Bush-Gore: candidati mascherati
Raffaele Oriani
Time, 6 novembre 2000
Non
essendoci mostri palestinesi da sbattere in prima pagina, Time questa
settimana torna ad occuparsi di cose di casa propria: manca una
settimana alle elezioni presidenziali e la rivista americana fa quindi
l’ennesimo tentativo di mettere a fuoco la personalita’ dei due
candidati in lizza. In realta’ l’elettore americano e’
disorientato: non perche’ le ideologie siano tramontate e i gusti
politici siano diventati molto incerti, ma perche’ i due candidati
stentano ad uscire allo scoperto, sono estremamente guardinghi e
spesso finiscono per sovrapporsi sul medesimo terreno elettorale. L’unica
cosa certa e’ la differenza di carattere tra i due figli di: da una
parte il cordiale Bush, l’uomo della porta accanto che pero’ i
democratici accusano di essere il portavoce dell’1% piu’ ricco del
paese; dall’altra il freddo Gore, l’aristocratico che - clamoroso
paradosso politico e personale - ha deciso di puntare le sue carte
elettorali su toni decisamente populistici. E tuttavia se dagli
aspetti caratteriali ci si sposti sul terreno biografico anche il
punto di vista personale non si rivela molto utili ad evidenziare le
differenze tra i due contendenti: l’uno e l’altro sono infatti
rampolli di dinastie politiche impiantate a Washington da decenni (Bush
figlio del presidente, Al Gore dell’omonimo, storico senatore del
Tennessee). Nonostante il ritratto disincantato che ne traccia, Time
pero’ non guarda con sufficienza al profilo dei due candidati: non
rivela dichiaratamente le proprie preferenze politiche, ma riconosce
che entrambi sono riusciti a salvaguardare al meglio l’equilibrio
tra il richiamo della foresta dei loro rispettivi partiti (big
government per i democratici, tagli alle tasse dei ricchi per i
repubblicani) e la necessita’ di presidiare il centro dello
schieramento politico. Gore pero’ ha voluto o dovuto fronteggiare
una difficolta’ in piu’ che potrebbe fargli perdere la gara: si e’

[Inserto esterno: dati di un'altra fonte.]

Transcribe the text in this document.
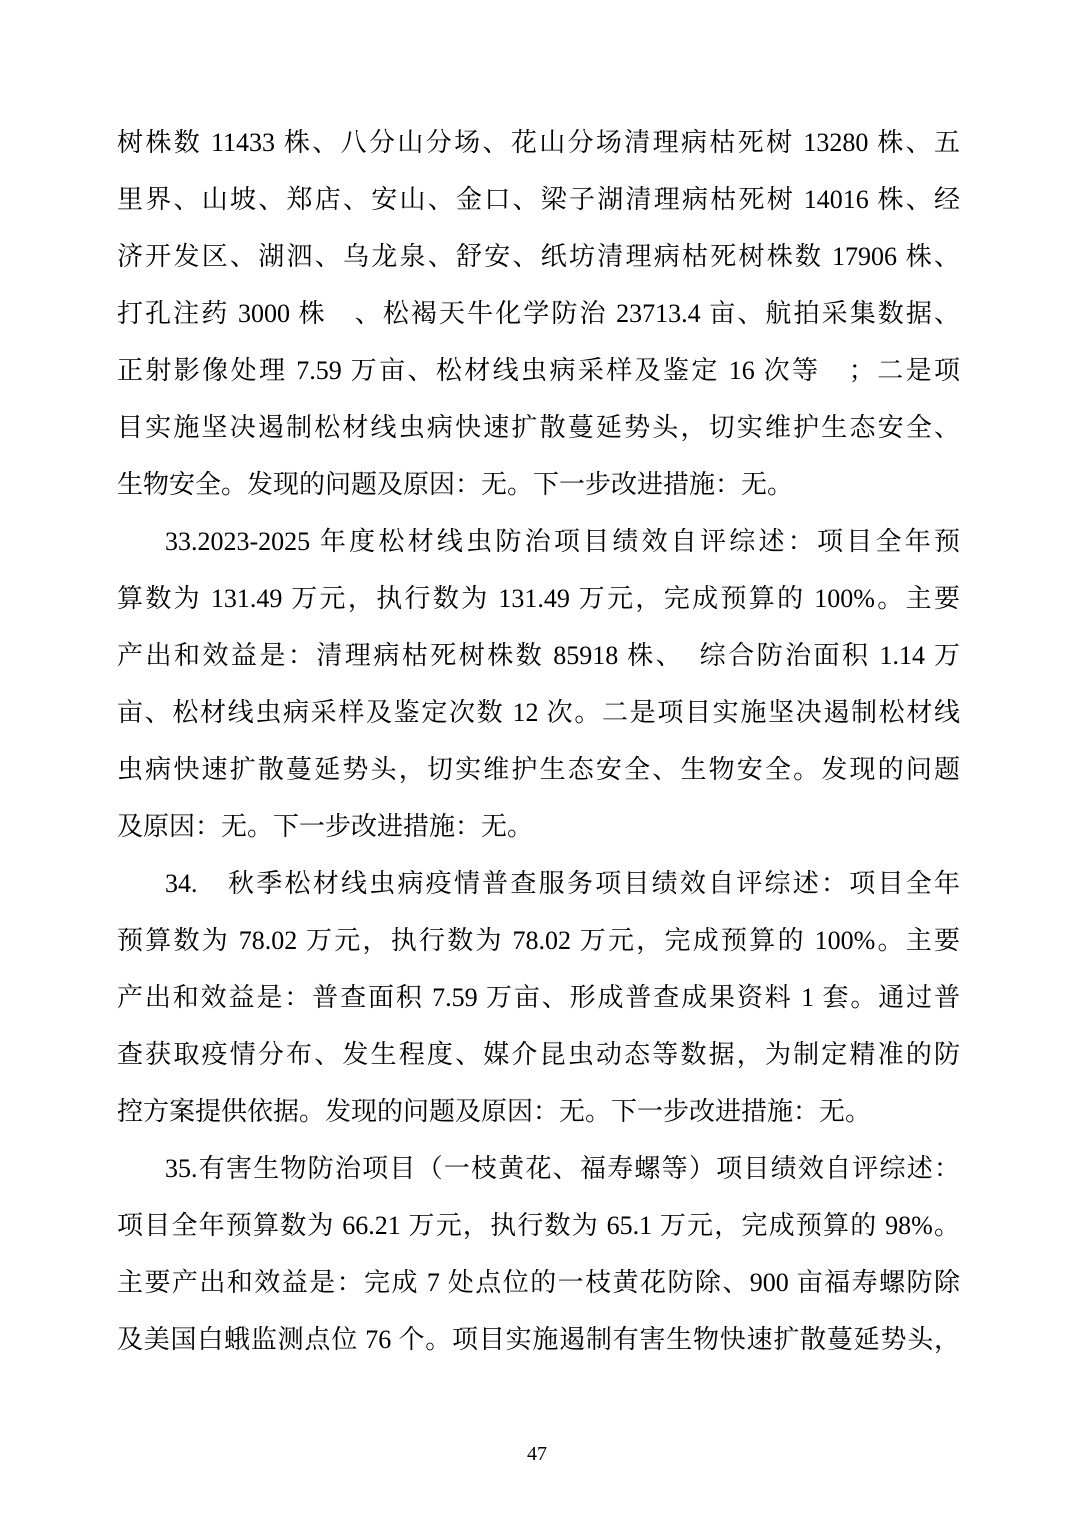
树株数 11433 株、八分山分场、花山分场清理病枯死树 13280 株、五
里界、山坡、郑店、安山、金口、梁子湖清理病枯死树 14016 株、经
济开发区、湖泗、乌龙泉、舒安、纸坊清理病枯死树株数 17906 株、
打孔注药 3000 株　、松褐天牛化学防治 23713.4 亩、航拍采集数据、
正射影像处理 7.59 万亩、松材线虫病采样及鉴定 16 次等　；二是项
目实施坚决遏制松材线虫病快速扩散蔓延势头，切实维护生态安全、
生物安全。发现的问题及原因：无。下一步改进措施：无。

33.2023-2025 年度松材线虫防治项目绩效自评综述：项目全年预
算数为 131.49 万元，执行数为 131.49 万元，完成预算的 100%。主要
产出和效益是：清理病枯死树株数 85918 株、　综合防治面积 1.14 万
亩、松材线虫病采样及鉴定次数 12 次。二是项目实施坚决遏制松材线
虫病快速扩散蔓延势头，切实维护生态安全、生物安全。发现的问题
及原因：无。下一步改进措施：无。

34.　秋季松材线虫病疫情普查服务项目绩效自评综述：项目全年
预算数为 78.02 万元，执行数为 78.02 万元，完成预算的 100%。主要
产出和效益是：普查面积 7.59 万亩、形成普查成果资料 1 套。通过普
查获取疫情分布、发生程度、媒介昆虫动态等数据，为制定精准的防
控方案提供依据。发现的问题及原因：无。下一步改进措施：无。

35.有害生物防治项目（一枝黄花、福寿螺等）项目绩效自评综述：
项目全年预算数为 66.21 万元，执行数为 65.1 万元，完成预算的 98%。
主要产出和效益是：完成 7 处点位的一枝黄花防除、900 亩福寿螺防除
及美国白蛾监测点位 76 个。项目实施遏制有害生物快速扩散蔓延势头，

47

rifiutato infatti categoricamente di correre sulla scia dei successi
clintoniani, al punto che mai o quasi mai ha rivendicato i meriti di
otto anni di Amministrazione democratica ( di cui e’ stato membro
autorevole), preferendo continuare a parlare dei grandi cambiamenti
che attendono l’America nel futuro. Il 7 novembre sapremo se si e’
trattato di saggezza o di semplice azzardo.